Supporting scientific research
Amsterdam UMC
In short, Ronald Boellaard's research entails the following:
Multiple myeloma (MM) is an aggressive malignancy of plasma cells in the bone marrow with an annual incidence of ~7 patients per 100,000 inhabitants. The disease cannot be cured and 20% of the patients do not respond (well) to standard therapy, resulting in an even worse outcome (progression free survival < 2 years). Better prognostification and selection of patients, as well as early response assessment based on (lack of) minimal residual disease will avoid futile treatments. There is an urgent need to better discriminate high-risk from standard-risk patients to shift from standard treatments to a more risk-adapted approach. Several studies showed that FDG-PET/CT has high potential to improve prognosis and assess early response.

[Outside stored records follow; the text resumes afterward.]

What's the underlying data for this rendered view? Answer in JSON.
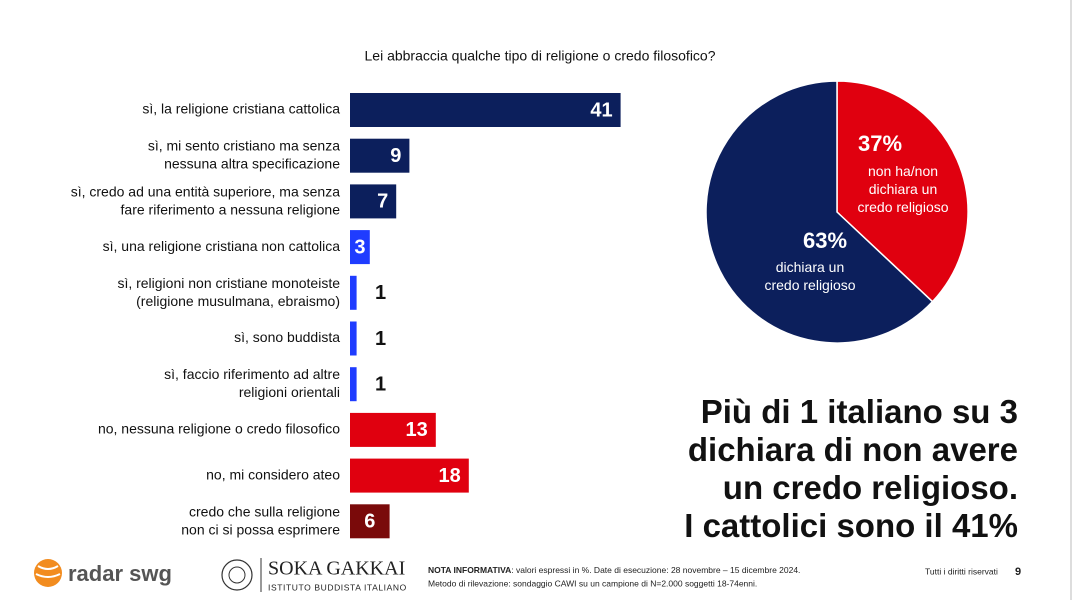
{
  "chart_data": [
    {
      "type": "bar",
      "title": "Lei abbraccia qualche tipo di religione o credo filosofico?",
      "categories": [
        "sì, la religione cristiana cattolica",
        "sì, mi sento cristiano ma senza\nnessuna altra specificazione",
        "sì, credo ad una entità superiore, ma senza\nfare riferimento a nessuna religione",
        "sì, una religione cristiana non cattolica",
        "sì, religioni non cristiane monoteiste\n(religione musulmana, ebraismo)",
        "sì, sono buddista",
        "sì, faccio riferimento ad altre\nreligioni orientali",
        "no, nessuna religione o credo filosofico",
        "no, mi considero ateo",
        "credo che sulla religione\nnon ci si possa esprimere"
      ],
      "values": [
        41,
        9,
        7,
        3,
        1,
        1,
        1,
        13,
        18,
        6
      ],
      "colors": [
        "#0c1f5c",
        "#0c1f5c",
        "#0c1f5c",
        "#1f3cff",
        "#1f3cff",
        "#1f3cff",
        "#1f3cff",
        "#e0000f",
        "#e0000f",
        "#7a0a0a"
      ]
    },
    {
      "type": "pie",
      "categories": [
        "non ha/non\ndichiara un\ncredo religioso",
        "dichiara un\ncredo religioso"
      ],
      "values": [
        37,
        63
      ],
      "value_labels": [
        "37%",
        "63%"
      ],
      "colors": [
        "#e0000f",
        "#0c1f5c"
      ]
    }
  ],
  "headline": "Più di 1 italiano su 3\ndichiara di non avere\nun credo religioso.\nI cattolici sono il 41%",
  "footer": {
    "logo1": "radar swg",
    "logo2": "SOKA GAKKAI",
    "logo2_sub": "ISTITUTO BUDDISTA ITALIANO",
    "note_label": "NOTA INFORMATIVA",
    "note": ": valori espressi in %. Date di esecuzione: 28 novembre – 15 dicembre 2024.",
    "method": "Metodo di rilevazione: sondaggio CAWI su un campione di N=2.000 soggetti 18-74enni.",
    "rights": "Tutti i diritti riservati",
    "page": "9"
  }
}
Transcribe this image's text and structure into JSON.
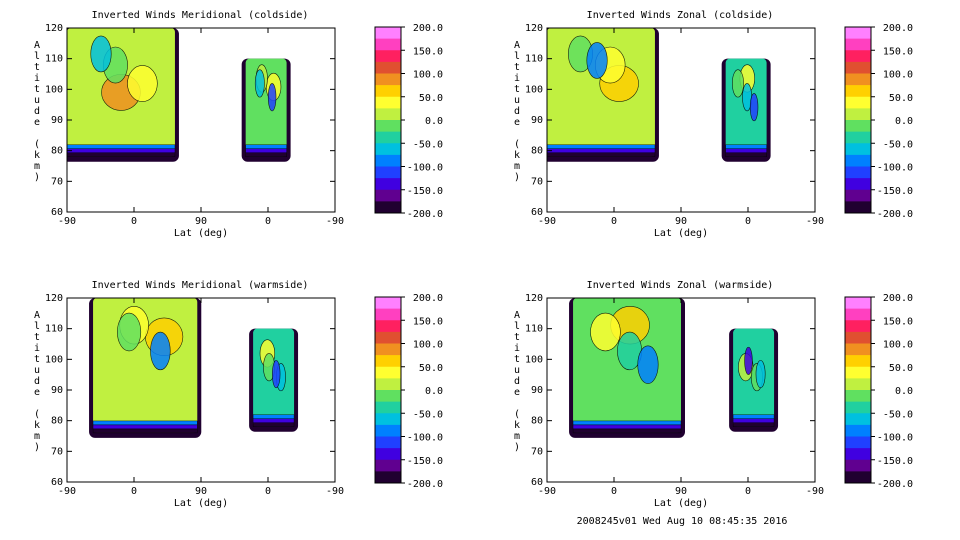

In this project we aim to apply, adapt and further develop AI methods - e.g., the ones developed for diffuse large B cell lymphoma, funded by a previous Hanarth Fonds Foundation grant - to improve FDG PET/CT-based prognosis (for personalized treatment selection) using baseline scans and early response assessment after induction therapy based on minimal residual disease (MRD) for MM patients. The ultimate aim is to replace the difficult and variable visual reads and criteria by making more reliable, observer-independent quantitative AI reads of FDG PET/CT available and thereby better guide patient treatment selections and adaptions for clinical research. Moreover, we will combine information extracted by AI from both PET and (low dose) CT for better assessment in a quantitative manner in order to derive objective image-based criteria to determine eligibility for more intensive treatment options.